Acquiring education and wealth have long been said to be the best way for Blacks to counteract racism, but a new federal housing complaint highlights how even African-Americans with the income to buy homes in affluent areas face discrimination.
Filed almost 50 years after the passage of the Fair Housing Act, the Sept. 9 complaint alleges that real estate agents in Jackson, Miss., steered Black home buyers with the means to live in high-income neighborhoods away from such areas to keep neighborhoods racially segregated.
The complaint specifically accuses Lorgroup LLC and real estate agents in the RE/MAX Alliance/Lee Garland and Rita Jensen Team in Mississippi of wrongdoing. The National Fair Housing Alliance filed the complaint after a year-long investigation in which whites and Blacks contacted the company, posing as home buyers interested in viewing homes in Jackson. Both sets of fake home buyers were equally qualified and had similar preferences for homes. Yet, they unearthed a pattern of discrimination.
“The agents steered the white home seekers away from interracial neighborhoods in Jackson, which is majority African American, and into majority white areas such as Pearl, Ridgeland, Richland, Clinton, Madison County, Rankin County, and Palahatchie,” the National Fair Housing Alliance found. “Conversely, the African American testers who inquired about properties in the Jackson area were often never called back and were generally provided very limited information.”
And when a White tester and a Black tester both inquired about a foreclosed property in Jackson, the real estate agent prevented the white tester from viewing the property, telling the individual the home was under contract. Then, the agent steered the white tester to homes in mostly white neighborhoods, while the African-American tester never received so much as a phone call from the agent, despite leaving several messages. Ultimately, the Black tester was denied the chance to view area homes.
All in all, White home buyers were prevented from viewing homes in majority-Black areas, while Black home buyers were closed off from viewing a variety of homes. Shockingly, agents even refused to show homes to Blacks with more income, more money for down payments and better credit than their White counterparts.
The National Fair Housing Alliance specifically named the following real estate agents in the complaint: Lee Garland, Randy Inman, Lisa Bourgoyne and Chase Belk. But these complaints are not limited to agents in the South. Similar federal housing complaints have been filed in Chicago, Detroit, New York, Philadelphia, Pittsburgh, Dayton and Washington, D.C. Clearly, housing discrimination doesn’t end at the Mason-Dixon line.

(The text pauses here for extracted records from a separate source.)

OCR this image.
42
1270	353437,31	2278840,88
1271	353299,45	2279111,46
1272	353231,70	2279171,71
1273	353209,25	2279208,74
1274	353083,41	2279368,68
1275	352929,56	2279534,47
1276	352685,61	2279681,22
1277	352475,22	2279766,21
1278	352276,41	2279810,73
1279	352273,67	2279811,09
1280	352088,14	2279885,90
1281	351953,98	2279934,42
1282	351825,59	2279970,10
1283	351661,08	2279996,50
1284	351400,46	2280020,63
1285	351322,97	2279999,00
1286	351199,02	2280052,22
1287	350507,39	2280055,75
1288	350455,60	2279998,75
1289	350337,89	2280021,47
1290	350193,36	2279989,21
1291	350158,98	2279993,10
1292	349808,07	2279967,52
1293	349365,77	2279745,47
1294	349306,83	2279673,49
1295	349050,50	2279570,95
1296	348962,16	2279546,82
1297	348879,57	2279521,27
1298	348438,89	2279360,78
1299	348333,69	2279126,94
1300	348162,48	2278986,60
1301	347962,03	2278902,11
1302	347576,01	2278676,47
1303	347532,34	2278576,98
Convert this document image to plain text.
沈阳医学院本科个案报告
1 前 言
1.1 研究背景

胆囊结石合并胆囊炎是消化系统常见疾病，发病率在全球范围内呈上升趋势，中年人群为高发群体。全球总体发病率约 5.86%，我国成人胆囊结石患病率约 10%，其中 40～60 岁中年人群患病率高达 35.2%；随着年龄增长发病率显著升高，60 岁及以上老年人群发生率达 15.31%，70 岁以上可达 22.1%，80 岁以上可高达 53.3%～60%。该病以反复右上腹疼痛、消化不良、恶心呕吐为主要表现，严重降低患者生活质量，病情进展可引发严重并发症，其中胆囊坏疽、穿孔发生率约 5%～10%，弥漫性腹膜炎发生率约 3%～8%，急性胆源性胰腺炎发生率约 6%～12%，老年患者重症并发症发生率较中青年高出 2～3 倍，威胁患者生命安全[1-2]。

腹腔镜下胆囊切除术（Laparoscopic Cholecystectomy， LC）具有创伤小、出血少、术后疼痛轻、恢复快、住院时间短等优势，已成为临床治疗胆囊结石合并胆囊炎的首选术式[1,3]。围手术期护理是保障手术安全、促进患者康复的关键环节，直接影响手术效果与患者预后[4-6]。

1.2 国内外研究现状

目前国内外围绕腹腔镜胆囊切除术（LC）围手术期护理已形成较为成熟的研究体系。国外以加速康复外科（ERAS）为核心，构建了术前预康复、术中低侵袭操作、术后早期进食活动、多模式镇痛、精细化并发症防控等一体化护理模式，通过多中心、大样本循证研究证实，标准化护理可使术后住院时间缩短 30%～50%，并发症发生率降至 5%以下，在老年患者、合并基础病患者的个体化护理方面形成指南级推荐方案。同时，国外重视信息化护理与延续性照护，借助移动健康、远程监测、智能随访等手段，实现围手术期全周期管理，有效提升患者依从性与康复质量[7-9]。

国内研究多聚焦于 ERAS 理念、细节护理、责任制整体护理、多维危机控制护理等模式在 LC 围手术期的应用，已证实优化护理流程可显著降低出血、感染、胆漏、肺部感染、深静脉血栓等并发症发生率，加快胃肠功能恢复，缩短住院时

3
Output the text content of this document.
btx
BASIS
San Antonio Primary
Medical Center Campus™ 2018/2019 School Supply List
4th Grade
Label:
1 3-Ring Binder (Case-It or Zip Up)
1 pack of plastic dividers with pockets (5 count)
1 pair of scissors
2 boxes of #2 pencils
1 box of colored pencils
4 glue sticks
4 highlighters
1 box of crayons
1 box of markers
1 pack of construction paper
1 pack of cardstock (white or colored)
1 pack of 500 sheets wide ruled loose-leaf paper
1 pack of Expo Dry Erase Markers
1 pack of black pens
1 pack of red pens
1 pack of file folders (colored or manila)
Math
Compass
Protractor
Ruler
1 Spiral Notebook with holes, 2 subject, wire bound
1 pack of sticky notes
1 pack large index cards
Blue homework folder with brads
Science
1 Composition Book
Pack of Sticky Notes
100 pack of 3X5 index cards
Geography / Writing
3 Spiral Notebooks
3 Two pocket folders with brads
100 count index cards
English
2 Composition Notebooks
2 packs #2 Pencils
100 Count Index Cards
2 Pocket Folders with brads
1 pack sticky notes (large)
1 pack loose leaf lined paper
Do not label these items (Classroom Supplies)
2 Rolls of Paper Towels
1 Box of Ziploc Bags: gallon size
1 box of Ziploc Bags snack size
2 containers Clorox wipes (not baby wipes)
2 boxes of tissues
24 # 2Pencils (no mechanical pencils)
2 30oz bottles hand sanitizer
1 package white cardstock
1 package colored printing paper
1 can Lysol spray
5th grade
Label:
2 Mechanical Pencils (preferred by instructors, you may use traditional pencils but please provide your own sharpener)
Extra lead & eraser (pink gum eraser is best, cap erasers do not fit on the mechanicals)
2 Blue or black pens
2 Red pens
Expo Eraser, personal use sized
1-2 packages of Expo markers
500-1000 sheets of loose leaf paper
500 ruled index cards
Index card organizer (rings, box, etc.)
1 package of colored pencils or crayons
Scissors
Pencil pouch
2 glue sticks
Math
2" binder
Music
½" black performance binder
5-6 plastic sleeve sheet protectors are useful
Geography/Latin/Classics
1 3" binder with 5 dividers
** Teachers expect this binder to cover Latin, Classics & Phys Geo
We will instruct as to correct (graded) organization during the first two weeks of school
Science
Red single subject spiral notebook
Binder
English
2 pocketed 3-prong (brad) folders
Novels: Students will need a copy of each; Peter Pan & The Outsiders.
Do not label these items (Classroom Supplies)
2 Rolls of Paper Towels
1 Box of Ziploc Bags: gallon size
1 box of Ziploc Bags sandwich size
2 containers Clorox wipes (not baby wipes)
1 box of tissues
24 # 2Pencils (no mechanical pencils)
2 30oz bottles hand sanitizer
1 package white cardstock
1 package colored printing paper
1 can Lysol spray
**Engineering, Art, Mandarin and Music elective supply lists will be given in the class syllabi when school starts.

In Northern cities, as well as Austin, San Antonio, Atlanta and Birmingham, both Black and Latino home buyers received the short shrift from real estate agents.
“Despite being better qualified financially, Black and Latino testers were shown fewer homes than their white peers, were often denied information about special incentives that would have made the purchase easier, and were required to produce loan pre-approval letters and other documents when whites were not,” the New York Times reports.
Repeatedly, real estate agents directed Blacks to live in areas with mostly Black schools, and Latinos to live in areas with mostly Latino schools. Unfortunately, public schools with high concentrations of children of color continue to under perform, with a dearth of highly qualified teachers and less economic diversity among families. Denying home buyers of color the chance to send their children to racially and economically diverse schools further erodes the gains that middle-class minorities have made.
Preventing home buyers of color from owning property in the best neighborhoods also hurts them financially, as it stops them from acquiring the homes with the most value.
Housing discrimination sends a powerful message to the African-Americans who’ve supposedly done all the right things to achieve the American Dream. They’ve pursued higher education, landed high-paying jobs and entered the middle- or upper-class. Yet, they’re still “not good enough” to live in the neighborhoods they prefer.